The second half opened with Schumann’s rarely heard 4 Nachtstücke (Night Pieces) Opus 23, the highlight of which was the concluding Ad libitum – Einfach, which brought to the fore Kim’s eloquently poetic lyricism and detailed exploration of the softest dynamic range. Kim’s gossamer touch continued in Chopin’s Berceuse (lullaby). Here it was almost a case of 50 Shades of Pianissimo, such was the nuance and refinement in Kim’s tonal palette, allowing delicately underscored melodies and counter-melodies to emerge above the gentle rocking of the ostinato bass.
The recital concluded with one of the pivotal movements from French composer Olivier Messiaen’s keyboard magnum opus, the Vingt regards sur l’Enfant-Jésus (20 Contemplations on the Infant Jesus), written in 1944 and dedicated to his future wife, pianist Yvonne Loriod – who incidentally performed the cycle here in Melbourne in 1988. Regard de l’esprit de joie is possibly the most performed of the Regards, and Kim clearly relished the opportunity to engage in its ecstatic fervour.

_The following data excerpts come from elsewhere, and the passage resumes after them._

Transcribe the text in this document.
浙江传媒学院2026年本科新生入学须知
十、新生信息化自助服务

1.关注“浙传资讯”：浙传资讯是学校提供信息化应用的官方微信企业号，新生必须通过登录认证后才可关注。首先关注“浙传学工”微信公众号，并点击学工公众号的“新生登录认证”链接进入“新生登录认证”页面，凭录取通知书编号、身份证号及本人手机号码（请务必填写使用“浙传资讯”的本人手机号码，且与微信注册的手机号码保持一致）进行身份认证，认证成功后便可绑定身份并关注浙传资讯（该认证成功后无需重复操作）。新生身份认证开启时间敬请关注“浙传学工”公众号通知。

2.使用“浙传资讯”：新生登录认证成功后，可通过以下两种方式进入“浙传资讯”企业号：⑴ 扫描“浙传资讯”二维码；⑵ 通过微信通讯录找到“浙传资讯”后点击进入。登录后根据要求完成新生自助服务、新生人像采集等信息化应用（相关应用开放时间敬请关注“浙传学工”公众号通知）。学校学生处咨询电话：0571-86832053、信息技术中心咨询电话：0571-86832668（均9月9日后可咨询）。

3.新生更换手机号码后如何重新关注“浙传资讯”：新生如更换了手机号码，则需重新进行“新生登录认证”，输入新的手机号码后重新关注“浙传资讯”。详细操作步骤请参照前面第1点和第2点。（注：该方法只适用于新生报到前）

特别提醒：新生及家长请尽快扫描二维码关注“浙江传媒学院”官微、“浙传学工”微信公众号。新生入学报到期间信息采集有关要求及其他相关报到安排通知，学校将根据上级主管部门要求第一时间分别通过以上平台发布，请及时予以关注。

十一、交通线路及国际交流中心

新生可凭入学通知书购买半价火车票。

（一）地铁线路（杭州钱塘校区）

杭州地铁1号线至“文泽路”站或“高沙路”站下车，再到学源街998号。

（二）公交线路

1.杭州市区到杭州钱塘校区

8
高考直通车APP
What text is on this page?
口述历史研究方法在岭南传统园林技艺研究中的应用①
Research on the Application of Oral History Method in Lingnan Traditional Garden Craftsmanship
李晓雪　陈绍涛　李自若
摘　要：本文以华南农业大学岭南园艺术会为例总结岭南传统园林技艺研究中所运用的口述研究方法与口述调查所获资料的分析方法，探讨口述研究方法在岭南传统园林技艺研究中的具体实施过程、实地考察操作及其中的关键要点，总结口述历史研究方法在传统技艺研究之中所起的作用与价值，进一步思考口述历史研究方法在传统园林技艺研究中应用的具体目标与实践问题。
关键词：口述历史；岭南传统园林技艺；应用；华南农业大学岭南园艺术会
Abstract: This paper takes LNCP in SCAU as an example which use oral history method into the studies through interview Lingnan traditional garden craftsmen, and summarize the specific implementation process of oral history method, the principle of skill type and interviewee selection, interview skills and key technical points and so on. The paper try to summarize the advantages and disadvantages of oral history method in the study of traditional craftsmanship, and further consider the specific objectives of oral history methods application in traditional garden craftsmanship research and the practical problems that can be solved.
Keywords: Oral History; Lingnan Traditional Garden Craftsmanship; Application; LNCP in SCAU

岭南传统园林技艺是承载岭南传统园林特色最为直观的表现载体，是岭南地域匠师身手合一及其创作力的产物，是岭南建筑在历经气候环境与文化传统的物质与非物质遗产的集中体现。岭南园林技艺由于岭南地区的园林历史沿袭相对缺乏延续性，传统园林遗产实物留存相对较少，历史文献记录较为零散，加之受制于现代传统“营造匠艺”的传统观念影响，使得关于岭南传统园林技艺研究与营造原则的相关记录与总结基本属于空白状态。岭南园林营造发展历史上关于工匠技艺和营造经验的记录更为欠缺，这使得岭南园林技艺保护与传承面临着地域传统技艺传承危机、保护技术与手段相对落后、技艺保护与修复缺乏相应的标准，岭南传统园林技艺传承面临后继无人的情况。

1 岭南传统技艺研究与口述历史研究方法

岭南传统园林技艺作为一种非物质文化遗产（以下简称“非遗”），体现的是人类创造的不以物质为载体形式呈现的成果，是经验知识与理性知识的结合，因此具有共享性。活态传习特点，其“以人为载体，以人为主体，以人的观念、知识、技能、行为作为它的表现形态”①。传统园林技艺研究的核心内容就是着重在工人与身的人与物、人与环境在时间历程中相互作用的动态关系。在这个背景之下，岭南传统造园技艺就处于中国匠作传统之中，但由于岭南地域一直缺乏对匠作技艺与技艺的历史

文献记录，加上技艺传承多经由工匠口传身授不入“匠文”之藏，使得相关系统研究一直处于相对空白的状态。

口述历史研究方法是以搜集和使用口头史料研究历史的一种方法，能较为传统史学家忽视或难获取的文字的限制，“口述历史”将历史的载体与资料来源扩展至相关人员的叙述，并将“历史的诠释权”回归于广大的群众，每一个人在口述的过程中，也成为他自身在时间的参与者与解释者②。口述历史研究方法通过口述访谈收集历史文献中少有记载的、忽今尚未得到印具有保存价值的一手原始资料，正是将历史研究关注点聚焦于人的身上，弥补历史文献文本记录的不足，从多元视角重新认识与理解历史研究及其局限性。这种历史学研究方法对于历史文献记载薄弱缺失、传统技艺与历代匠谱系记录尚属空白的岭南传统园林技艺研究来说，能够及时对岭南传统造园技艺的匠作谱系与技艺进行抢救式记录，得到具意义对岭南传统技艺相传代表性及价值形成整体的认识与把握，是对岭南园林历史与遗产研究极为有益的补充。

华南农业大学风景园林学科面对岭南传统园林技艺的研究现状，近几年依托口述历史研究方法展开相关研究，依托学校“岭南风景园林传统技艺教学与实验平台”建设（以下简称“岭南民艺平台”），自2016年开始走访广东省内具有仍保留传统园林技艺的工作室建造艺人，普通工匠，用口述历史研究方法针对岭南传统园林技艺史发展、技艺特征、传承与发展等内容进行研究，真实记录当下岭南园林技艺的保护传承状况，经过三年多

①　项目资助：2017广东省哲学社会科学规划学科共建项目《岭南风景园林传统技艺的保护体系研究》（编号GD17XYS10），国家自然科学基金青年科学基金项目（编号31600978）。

Rich-toned, rhythmically-charged, and large-gestured, this was a thoroughly persuasive reading of one of Messiaen’s most dazzlingly, virtuosic keyboard works.
Overall, this was a stylistically diverse and thoroughly absorbing recital, one that highlighted the kaleidoscopic scope of Kim’s artistry, and it is easy to see why he emerged triumphant in the comprehensive and marathon-like competition that is “The Sydney”. For those interested, seek out on-line Kim’s July 22 performance of Bartok’s Piano Concerto No 2 with the SSO. On the evidence of that alone, Kim is a musical force to be reckoned with and it will be interesting to see how his career, initially with huge support from the Sydney Competition, will unfold. An engagement with the Melbourne Symphony Orchestra would be a good place to start.
Glenn Riddle reviewed the piano recital given by Jeonghwan Kim, winner of the 2023 Sydney International Piano Competition, at the Melbourne Recital Centre on July 25, 2023.